Он поставил ногу на подоконник.
— Ничего определенного — с этими ребятами никогда точно не договоришься, но я, по-моему, почти вбил ему в голову мысль — снять фильм по роману Ленормана. Я его тебе посылал.
— Да-да! Ой, как здорово, Зуи! А если ты поедешь, то когда, по-твоему?
— Это не здорово. Вот в чем загвоздка. Я бы с удовольствием снялся. Ей-Богу, с удовольствием. Но мне адски не хочется уезжать из Нью-Йорка. Если уж хочешь знать, я терпеть не могу так называемых «творческих людей», которые разъезжают разными там пароходами. Мне наплевать, по каким причинам. Я здесь родился. Я здесь в школу ходил. Меня тут машина сбила — дважды, и оба раза на той же треклятой улице. И нечего мне делать на съемках в этой Европе, прости Господи.
Фрэнни задумчиво смотрела на его спину, обтянутую белой тканью рубашки. Ее губы продолжали все так же неслышно произносить что-то.
— Почему же ты едешь? — спросила она. — Раз у тебя такие сомнения.
— Почему я еду? — сказал Зуи не оборачиваясь. — А потому, что мне чертовски надоело вставать по утрам в бешенстве, а по вечерам в бешенстве ложиться спать. Я еду, потому что я сужу каждого несчастного язвенника, который мне встречается. Само по себе это меня не так уж волнует. По крайней мере, когда я сужу, я сужу честно, нутром, и знаю, что расплачусь сполна за каждый вынесенный приговор рано или поздно, так или иначе. Это меня не тревожит.

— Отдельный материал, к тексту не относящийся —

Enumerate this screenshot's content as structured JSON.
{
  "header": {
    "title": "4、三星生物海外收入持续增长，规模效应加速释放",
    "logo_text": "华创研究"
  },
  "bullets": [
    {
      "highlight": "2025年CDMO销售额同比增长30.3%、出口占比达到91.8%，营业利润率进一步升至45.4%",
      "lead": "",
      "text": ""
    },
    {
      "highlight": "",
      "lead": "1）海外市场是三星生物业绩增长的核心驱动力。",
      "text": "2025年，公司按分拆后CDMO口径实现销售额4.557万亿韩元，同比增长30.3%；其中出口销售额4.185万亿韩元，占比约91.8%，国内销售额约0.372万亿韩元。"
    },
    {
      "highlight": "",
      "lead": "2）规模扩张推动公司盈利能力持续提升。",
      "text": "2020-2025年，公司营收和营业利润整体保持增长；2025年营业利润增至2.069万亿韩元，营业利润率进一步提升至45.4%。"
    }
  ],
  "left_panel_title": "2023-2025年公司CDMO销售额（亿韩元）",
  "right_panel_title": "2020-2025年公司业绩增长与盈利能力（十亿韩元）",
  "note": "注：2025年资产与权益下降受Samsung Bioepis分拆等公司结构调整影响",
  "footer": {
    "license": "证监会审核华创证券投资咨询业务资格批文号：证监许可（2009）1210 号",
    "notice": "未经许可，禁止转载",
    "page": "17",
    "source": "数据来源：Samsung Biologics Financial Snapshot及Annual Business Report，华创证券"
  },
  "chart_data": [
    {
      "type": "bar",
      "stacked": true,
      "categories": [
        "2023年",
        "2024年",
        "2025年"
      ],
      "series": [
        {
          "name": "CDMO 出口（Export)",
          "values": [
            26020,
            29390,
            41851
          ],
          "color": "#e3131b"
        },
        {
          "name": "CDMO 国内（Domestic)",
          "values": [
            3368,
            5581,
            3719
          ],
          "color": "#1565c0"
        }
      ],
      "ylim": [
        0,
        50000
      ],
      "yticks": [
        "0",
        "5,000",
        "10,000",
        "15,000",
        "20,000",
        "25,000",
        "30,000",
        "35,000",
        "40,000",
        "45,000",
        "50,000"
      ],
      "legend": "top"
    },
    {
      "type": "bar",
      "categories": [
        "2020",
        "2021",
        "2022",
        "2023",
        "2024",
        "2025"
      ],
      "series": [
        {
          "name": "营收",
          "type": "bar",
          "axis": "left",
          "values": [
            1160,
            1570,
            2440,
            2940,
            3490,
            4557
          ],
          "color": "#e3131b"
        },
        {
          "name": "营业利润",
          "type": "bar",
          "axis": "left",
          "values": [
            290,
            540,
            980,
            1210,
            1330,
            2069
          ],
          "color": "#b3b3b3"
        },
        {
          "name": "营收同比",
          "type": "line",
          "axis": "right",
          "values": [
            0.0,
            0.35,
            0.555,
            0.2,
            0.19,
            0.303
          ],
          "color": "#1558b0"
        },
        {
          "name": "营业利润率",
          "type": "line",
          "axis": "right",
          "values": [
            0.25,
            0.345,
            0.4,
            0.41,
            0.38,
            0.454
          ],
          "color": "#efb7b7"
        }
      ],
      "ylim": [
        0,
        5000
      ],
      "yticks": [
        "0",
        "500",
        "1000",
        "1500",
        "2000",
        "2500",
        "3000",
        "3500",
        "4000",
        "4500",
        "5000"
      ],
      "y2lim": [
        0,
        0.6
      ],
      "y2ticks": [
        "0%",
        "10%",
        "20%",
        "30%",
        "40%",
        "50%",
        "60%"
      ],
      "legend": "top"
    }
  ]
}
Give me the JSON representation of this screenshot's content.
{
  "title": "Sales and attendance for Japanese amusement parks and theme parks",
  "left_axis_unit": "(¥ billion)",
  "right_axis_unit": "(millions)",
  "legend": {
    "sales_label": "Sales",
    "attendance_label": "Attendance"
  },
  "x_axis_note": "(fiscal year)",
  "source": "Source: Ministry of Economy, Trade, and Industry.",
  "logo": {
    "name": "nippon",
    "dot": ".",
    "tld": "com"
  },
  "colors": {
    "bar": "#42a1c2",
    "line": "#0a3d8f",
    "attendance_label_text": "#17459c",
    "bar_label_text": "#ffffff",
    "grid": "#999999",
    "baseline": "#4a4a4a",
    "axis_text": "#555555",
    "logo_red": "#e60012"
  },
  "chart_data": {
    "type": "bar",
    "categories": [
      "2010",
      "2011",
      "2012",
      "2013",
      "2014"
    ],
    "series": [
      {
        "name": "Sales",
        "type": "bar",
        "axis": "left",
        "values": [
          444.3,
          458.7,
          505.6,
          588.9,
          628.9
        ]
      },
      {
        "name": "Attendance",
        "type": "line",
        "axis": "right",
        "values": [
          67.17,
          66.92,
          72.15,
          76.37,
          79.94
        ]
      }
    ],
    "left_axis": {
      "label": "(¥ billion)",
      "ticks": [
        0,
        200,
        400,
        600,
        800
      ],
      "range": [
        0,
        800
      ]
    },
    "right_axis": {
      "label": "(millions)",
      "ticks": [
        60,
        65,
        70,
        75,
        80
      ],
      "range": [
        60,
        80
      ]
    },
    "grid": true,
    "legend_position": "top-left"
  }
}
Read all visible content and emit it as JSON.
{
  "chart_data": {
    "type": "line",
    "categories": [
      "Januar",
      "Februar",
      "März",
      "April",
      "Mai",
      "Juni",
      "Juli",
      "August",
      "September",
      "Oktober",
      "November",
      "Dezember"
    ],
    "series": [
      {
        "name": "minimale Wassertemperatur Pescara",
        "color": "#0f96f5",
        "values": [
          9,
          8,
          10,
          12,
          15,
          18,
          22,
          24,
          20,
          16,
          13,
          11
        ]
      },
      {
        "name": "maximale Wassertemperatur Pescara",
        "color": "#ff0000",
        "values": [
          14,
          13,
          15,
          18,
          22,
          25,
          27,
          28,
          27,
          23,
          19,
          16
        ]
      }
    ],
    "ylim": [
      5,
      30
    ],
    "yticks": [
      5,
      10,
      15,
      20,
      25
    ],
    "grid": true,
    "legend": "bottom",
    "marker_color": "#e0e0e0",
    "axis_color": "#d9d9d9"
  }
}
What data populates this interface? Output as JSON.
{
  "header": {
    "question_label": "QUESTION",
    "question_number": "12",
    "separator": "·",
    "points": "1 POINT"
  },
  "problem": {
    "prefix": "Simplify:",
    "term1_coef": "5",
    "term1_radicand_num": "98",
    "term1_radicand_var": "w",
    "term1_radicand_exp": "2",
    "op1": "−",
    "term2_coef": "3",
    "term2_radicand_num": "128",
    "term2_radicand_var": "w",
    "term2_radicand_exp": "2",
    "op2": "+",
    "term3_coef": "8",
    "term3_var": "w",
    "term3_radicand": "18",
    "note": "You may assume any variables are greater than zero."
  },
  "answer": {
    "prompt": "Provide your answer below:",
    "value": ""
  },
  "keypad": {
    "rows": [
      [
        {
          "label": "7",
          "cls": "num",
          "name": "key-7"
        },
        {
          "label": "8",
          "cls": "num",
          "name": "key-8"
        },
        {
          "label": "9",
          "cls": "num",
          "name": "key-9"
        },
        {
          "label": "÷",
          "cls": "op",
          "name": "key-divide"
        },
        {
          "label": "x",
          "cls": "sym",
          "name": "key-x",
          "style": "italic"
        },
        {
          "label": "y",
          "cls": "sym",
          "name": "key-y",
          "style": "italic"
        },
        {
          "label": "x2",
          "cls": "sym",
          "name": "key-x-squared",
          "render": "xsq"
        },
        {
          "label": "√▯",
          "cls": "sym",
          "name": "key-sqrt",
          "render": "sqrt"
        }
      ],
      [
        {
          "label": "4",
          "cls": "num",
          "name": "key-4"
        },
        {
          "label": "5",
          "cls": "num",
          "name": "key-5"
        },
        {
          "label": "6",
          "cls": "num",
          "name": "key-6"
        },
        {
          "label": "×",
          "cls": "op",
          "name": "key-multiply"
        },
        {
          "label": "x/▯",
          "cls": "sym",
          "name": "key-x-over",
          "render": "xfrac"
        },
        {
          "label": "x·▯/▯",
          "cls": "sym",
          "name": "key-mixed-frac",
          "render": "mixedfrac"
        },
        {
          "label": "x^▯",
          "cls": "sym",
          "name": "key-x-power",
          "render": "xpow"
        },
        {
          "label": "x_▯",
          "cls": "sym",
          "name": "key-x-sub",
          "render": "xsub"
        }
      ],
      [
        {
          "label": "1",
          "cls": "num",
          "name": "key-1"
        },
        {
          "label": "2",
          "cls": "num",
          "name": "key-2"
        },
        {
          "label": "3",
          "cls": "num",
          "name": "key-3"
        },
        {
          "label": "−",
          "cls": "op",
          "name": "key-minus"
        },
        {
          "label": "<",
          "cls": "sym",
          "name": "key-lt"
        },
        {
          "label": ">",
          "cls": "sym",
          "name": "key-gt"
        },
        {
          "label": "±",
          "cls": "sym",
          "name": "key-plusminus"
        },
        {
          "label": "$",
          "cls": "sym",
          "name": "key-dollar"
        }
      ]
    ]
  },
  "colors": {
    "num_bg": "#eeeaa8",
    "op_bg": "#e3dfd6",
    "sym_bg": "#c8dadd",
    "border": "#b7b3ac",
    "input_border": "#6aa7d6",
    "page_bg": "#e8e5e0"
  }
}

Но есть что-то такое — Господи Иисусе, — что-то я такое делаю со всеми людьми, с их нравственными устоями, что мне самому это уже видеть невмоготу. Я тебе точно скажу, что именно я делаю. Из-за меня все они, все до одного, вдруг чувствуют, что вовсе ни к чему делать свое дело по-настоящему хорошо, и каждый норовит выдать такую работу, чтобы все, кого он знает, — критики, заказчики, публика, даже учительница его детишек, считали бы ее хорошей. Вот что я творю. Хуже некуда.
Он нахмурился, глядя на школьную крышу, потом кончиками пальцев стряхнул несколько капель пота со лба.
Услышав, что Фрэнни что-то сказала, он резко повернулся к ней.
— Что? — сказал он. — Не слышу.
— Ничего. Я сказала «О Господи».
— Почему «О Господи»? — сердито спросил Зуи.
— Ни-по-че-му. Пожалуйста, не накидывайся на меня. Я просто думала, и больше ничего. Если бы ты только видел меня в субботу. Ты говоришь, что подорвал чьи-то нравственные устои! А я вконец испортила Лейну целый день. Мало того, что я хлопалась в обмороки чуть ли не ежечасно, я же ведь и ехала в такую даль ради милого, дружеского, нормального, веселого и радостного футбольного матча, но стоило ему только рот раскрыть, как я на него набрасывалась, или просто перечила, или — ну, не знаю — в общем, все портила.
Фрэнни покачала головой. Она все еще машинально гладила Блумберга. Казалось, она смотрит в одну точку — на рояль.
— Я не могла хоть разок удержаться, не вылезать со своим мнением, — сказала она. — Это был чистый ужас. Чуть ли не с первой секунды, как он встретил меня на вокзале, я начала придираться, придираться, придираться ко всем его взглядам, ко всем оценкам — ну абсолютно ко всему. То есть к каждому слову. Он написал какое-то безобидное, школьное, пробирочное сочинение о Флобере, он так им гордился, так хотел, чтобы я его прочла, а мне показалось, что его слова звучат как-то покровительственно, знаешь, как студенты делают вид, что на английской кафедре они уже свои люди, и я ничего лучше не придумала, чем…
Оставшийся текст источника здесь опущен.